Non hai provato, in questi anni, a bussare alle porte di qualche etichetta?
“No. Quando uscii dal contratto con la Sony nel 2012 con l’ultimo greatest hits non cercai più un contratto discografico: feci da me. L’album ‘Zero’, uscito nel 2014, è stato pubblicato sugli stores digitali solo l'anno scorso, per scelta mia: ho fatto scelte bizzarre e un po’ fuori dai giochi, consapevolmente. Facendo uscire musica in rete per i fan solo occasionalmente”.

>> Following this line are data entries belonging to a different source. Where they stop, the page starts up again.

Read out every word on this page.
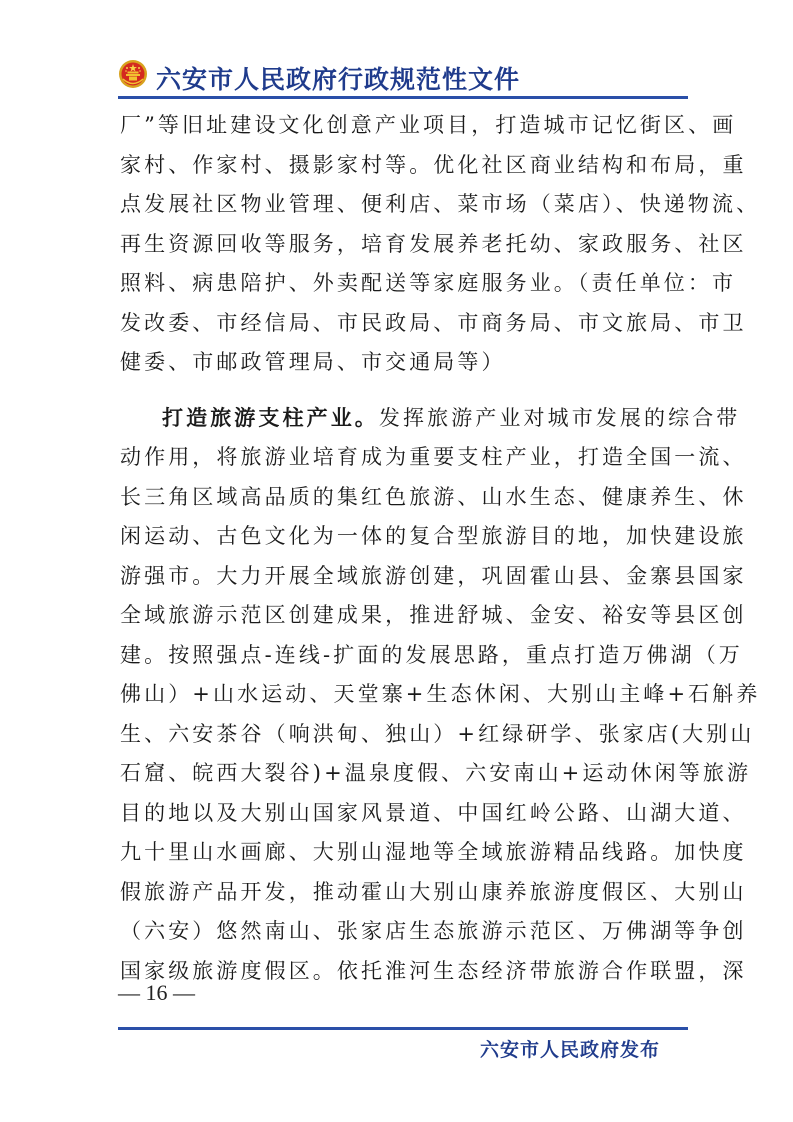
六安市人民政府行政规范性文件
厂”等旧址建设文化创意产业项目，打造城市记忆街区、画
家村、作家村、摄影家村等。优化社区商业结构和布局，重
点发展社区物业管理、便利店、菜市场（菜店）、快递物流、
再生资源回收等服务，培育发展养老托幼、家政服务、社区
照料、病患陪护、外卖配送等家庭服务业。（责任单位：市
发改委、市经信局、市民政局、市商务局、市文旅局、市卫
健委、市邮政管理局、市交通局等）
打造旅游支柱产业。发挥旅游产业对城市发展的综合带
动作用，将旅游业培育成为重要支柱产业，打造全国一流、
长三角区域高品质的集红色旅游、山水生态、健康养生、休
闲运动、古色文化为一体的复合型旅游目的地，加快建设旅
游强市。大力开展全域旅游创建，巩固霍山县、金寨县国家
全域旅游示范区创建成果，推进舒城、金安、裕安等县区创
建。按照强点-连线-扩面的发展思路，重点打造万佛湖（万
佛山）+山水运动、天堂寨+生态休闲、大别山主峰+石斛养
生、六安茶谷（响洪甸、独山）+红绿研学、张家店(大别山
石窟、皖西大裂谷)+温泉度假、六安南山+运动休闲等旅游
目的地以及大别山国家风景道、中国红岭公路、山湖大道、
九十里山水画廊、大别山湿地等全域旅游精品线路。加快度
假旅游产品开发，推动霍山大别山康养旅游度假区、大别山
（六安）悠然南山、张家店生态旅游示范区、万佛湖等争创
国家级旅游度假区。依托淮河生态经济带旅游合作联盟，深
— 16 —
六安市人民政府发布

La musica, l’arte più in generale, che posto occupa oggi nella tua vita?
“Mi piace seguire i progetti da dietro le quinte, senza metterci la faccia. Con i ragazzi della mia accademia abbiamo appena finito di girare un film: uscirà a settembre. Si tratta di una produzione importante e costosa, per la quale si sta anche valutando la messa in onda sotto forma di serie tv sulle più importanti piattaforme. Alcuni talenti della scuola si sono presentati anche ai provini dei talent. Come Le Ragazze Punk, una girl band che fa musica stile k-pop. Si sono presentate a X Factor, ma non posso dire se sono entrate o meno”.

Oggi chi è Paolo Meneguzzi?
“Un uomo risolto. In pace con sé stesso. Oggi più che mai il mio centro sono mio figlio Leonardo, che ha 7 anni, e mia moglie Linda, conosciuta nel 2006 e sposata dieci anni dopo”.